Lorna lifts her brows. "Ser Rygar Nayland." she repeats in a tone that suggests she's heard the name. "Well met, Ser. When I write back to the Twins, shall I pass on your regard to him?" Whatever she may have heard, she clearly has no intent on telling.
"There is no need," Rygar answers with a short shake of his head. "I do not make a habit of keeping secret my regard, either by its presence or absence." Another short sniff is given through his nose. "A luxury of brevity which I imagine Ladies are not often able to enjoy."
"It's as much an issue of courtesy as convenience." Lorna observes smoothly. "And while ladies do not frequently have the luxury of brevity where courtesy is concerned, we are frequently denied the enyjoment of convenience." Yes, in a roundabout way, she's making a joke.
"Then the Lady must content herself with passing courtesy, as my own brevity oft makes short work of convenience," Rygar answers levelly. "The Lady will take no insult from such, I am sure," he adds in a bone-dry afterthought.
"The lady is ill-accustomed to hearing herself spoken to in third person, but one gathers that the lady shall become accustomed to many things here at Tower Hall." The corner of her mouth quirks upward in amusement.
"But I have many brothers. I expect a certain amount of brevity from menfolk." she adds.
"One should imagine as much," Rygar returns to Lorna's thrid person riposte. To her statement that she has many brothers, he sniffs once and notes simply, "You are a Frey, Lady. None under that name shall ever lack for bretheren."

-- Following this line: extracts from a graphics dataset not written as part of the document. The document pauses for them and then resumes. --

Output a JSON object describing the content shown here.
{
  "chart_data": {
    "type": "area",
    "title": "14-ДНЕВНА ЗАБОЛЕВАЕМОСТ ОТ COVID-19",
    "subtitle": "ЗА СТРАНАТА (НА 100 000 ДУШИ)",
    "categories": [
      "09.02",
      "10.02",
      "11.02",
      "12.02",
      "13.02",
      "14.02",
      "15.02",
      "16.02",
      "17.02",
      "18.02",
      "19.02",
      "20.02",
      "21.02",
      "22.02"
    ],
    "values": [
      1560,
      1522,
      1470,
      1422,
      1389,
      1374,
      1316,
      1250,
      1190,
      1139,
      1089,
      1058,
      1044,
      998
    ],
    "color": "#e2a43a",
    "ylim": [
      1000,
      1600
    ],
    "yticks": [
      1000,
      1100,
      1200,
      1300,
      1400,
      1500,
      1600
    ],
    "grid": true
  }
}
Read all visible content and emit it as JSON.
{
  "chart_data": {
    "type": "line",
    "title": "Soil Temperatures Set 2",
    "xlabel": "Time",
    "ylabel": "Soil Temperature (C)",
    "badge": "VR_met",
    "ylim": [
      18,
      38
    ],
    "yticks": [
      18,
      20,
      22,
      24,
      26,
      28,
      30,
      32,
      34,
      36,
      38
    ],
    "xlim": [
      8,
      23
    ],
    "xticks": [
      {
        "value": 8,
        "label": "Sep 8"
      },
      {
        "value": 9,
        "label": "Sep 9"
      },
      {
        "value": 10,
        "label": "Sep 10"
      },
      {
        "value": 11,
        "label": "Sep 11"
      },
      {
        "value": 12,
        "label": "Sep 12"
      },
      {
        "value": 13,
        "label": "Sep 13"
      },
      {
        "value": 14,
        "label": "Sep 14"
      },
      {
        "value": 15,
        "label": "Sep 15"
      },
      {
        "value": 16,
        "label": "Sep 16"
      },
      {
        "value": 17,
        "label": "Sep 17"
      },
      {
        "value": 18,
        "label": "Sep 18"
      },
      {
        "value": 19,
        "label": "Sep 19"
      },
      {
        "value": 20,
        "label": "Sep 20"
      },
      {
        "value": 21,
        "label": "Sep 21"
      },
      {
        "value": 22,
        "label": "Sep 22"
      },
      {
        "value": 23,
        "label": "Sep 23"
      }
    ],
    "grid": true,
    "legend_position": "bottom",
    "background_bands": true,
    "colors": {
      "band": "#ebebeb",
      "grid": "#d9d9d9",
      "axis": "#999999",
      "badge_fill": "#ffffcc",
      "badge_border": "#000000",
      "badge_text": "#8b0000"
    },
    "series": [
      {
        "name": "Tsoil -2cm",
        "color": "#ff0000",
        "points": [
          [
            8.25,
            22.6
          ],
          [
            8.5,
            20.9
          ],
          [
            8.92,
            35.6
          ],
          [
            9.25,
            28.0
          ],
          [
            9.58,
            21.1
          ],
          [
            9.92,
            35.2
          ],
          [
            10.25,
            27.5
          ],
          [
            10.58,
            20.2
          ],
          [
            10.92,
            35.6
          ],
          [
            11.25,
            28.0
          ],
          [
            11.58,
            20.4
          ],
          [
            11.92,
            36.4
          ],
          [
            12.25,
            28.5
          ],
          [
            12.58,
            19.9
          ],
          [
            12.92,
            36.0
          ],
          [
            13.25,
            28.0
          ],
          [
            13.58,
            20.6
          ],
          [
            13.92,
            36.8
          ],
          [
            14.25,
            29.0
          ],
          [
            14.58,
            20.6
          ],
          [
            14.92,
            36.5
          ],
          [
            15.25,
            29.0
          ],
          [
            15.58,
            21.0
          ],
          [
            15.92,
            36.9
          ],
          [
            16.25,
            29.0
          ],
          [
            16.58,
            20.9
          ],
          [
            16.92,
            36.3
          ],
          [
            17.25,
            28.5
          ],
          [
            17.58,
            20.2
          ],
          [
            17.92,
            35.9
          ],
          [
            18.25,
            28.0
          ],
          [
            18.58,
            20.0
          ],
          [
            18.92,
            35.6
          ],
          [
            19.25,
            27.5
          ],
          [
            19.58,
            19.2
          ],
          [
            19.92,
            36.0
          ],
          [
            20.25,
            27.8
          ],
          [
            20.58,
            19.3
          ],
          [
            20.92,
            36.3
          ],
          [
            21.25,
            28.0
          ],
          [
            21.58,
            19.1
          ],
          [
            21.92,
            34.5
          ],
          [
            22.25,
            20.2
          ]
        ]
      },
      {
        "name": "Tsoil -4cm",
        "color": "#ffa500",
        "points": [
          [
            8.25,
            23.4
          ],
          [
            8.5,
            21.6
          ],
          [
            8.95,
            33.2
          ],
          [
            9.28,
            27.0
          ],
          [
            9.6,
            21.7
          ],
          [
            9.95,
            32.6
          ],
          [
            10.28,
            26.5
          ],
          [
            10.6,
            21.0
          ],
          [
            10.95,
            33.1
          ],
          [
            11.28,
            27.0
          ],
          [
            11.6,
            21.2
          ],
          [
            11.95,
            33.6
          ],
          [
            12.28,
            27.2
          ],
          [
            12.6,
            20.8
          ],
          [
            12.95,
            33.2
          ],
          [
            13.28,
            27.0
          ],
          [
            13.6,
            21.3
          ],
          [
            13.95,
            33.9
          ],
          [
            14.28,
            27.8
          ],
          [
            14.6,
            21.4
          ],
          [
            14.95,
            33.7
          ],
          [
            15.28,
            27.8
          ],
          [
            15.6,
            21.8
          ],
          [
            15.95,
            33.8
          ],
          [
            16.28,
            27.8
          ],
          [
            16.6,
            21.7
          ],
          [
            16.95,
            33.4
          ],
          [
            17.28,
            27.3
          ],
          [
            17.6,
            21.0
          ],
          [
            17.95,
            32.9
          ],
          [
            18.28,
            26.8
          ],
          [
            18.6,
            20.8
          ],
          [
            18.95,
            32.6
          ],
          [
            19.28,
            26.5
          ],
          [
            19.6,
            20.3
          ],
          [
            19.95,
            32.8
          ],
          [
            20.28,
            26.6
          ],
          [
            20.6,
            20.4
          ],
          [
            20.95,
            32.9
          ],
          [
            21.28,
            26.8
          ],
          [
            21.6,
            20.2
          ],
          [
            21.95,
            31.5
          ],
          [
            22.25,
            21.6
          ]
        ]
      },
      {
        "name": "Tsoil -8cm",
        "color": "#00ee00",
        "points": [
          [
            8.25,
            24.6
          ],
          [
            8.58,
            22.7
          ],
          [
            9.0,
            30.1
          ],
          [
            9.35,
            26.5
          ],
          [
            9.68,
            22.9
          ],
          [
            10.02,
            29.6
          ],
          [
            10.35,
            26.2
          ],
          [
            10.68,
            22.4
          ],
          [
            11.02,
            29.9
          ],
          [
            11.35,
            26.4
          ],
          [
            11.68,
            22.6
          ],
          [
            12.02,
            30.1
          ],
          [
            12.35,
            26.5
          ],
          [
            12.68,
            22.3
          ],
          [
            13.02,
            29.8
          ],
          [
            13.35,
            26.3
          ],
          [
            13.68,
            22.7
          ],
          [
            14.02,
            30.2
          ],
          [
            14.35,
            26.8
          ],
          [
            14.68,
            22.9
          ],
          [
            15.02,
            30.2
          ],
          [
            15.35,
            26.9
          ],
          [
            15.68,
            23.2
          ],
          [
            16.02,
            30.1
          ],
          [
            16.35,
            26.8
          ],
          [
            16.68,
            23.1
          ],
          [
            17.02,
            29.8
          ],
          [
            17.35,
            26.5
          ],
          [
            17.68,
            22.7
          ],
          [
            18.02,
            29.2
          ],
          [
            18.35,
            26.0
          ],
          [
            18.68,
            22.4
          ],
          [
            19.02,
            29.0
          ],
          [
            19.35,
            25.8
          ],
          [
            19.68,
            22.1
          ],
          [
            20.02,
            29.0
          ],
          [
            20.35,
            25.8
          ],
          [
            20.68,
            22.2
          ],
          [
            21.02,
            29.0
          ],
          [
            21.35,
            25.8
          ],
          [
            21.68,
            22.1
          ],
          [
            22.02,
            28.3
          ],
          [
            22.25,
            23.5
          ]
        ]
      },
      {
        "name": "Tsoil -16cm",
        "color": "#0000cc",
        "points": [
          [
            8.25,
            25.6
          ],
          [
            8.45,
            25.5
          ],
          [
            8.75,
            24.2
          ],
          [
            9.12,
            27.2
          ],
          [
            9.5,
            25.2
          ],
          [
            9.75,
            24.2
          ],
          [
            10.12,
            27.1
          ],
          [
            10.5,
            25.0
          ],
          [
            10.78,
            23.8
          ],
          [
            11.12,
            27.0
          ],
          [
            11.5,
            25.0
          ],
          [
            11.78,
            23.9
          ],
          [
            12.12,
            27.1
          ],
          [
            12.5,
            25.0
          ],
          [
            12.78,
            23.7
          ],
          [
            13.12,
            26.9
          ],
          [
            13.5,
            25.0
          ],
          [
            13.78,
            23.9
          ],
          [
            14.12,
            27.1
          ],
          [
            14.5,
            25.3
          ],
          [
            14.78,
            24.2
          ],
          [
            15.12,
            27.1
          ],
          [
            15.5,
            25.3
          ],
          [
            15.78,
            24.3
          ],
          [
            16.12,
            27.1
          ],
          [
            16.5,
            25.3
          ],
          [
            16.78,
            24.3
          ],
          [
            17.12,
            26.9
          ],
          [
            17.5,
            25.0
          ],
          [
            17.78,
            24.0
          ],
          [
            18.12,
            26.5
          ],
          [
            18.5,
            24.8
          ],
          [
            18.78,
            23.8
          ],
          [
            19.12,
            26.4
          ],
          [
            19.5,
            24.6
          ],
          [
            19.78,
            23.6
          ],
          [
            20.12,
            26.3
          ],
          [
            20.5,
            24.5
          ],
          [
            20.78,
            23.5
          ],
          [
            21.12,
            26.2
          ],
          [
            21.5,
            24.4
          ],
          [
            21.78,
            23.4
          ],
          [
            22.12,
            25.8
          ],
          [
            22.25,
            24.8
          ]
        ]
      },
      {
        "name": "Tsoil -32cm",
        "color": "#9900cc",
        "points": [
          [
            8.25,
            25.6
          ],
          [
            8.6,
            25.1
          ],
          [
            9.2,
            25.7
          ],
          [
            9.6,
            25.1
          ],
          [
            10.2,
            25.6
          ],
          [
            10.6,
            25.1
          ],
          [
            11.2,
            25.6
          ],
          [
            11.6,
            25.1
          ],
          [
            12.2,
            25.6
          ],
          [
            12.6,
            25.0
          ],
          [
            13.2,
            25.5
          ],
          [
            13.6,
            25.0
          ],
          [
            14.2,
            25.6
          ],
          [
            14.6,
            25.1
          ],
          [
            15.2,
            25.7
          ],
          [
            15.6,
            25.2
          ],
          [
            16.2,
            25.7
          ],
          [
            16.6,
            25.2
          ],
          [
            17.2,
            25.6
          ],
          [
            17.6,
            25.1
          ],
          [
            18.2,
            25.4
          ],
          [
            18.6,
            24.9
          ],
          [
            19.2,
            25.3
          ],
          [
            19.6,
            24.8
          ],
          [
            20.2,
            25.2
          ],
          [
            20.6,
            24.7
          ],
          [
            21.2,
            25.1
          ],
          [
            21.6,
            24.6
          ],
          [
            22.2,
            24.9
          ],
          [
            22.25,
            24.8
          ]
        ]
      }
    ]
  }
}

"Ever truthful." she affirms. "But in the interim, I am led to understand that there are many Freys here, so I am asure I will not lack for familial company. Do you have any advice me, Ser Rygar?" Whether or not she takes it she doesn't specify. Maybe she just wants to see what he'll say.
"Prepare in liesure, lest you act in desperation," Rygar advises plainly, at first. A moment later, he adds the more expected words of his House, "And Reach Beyond Thy Grasp, lady. How you prepare, how you act, and how you grasp are the measure of the individual."
"I have often witnessed reach exceeding grasp." she notes. "I am trying to have a care not to do that myself. But it is sound advice, Ser. Thank you."
"If one never reaches beyond what is readily at hand, one can never grow great, Lady," Rygar opines in return. "May you have an apt measure of your own quality; it is for want of that that so many fail." The stern knight takes a small step backward, still facing Lorna, and offers a short, sharp bow from the waist. "I must be about my own business, lady. I bid you a good day."
For a moment it looks as if Lorna might have something to say to that, but then thinks the better of it. She offers her own brief nod. "Good day, Ser. I'm sure we will come into each other's spheres of influence frequently in the days to come."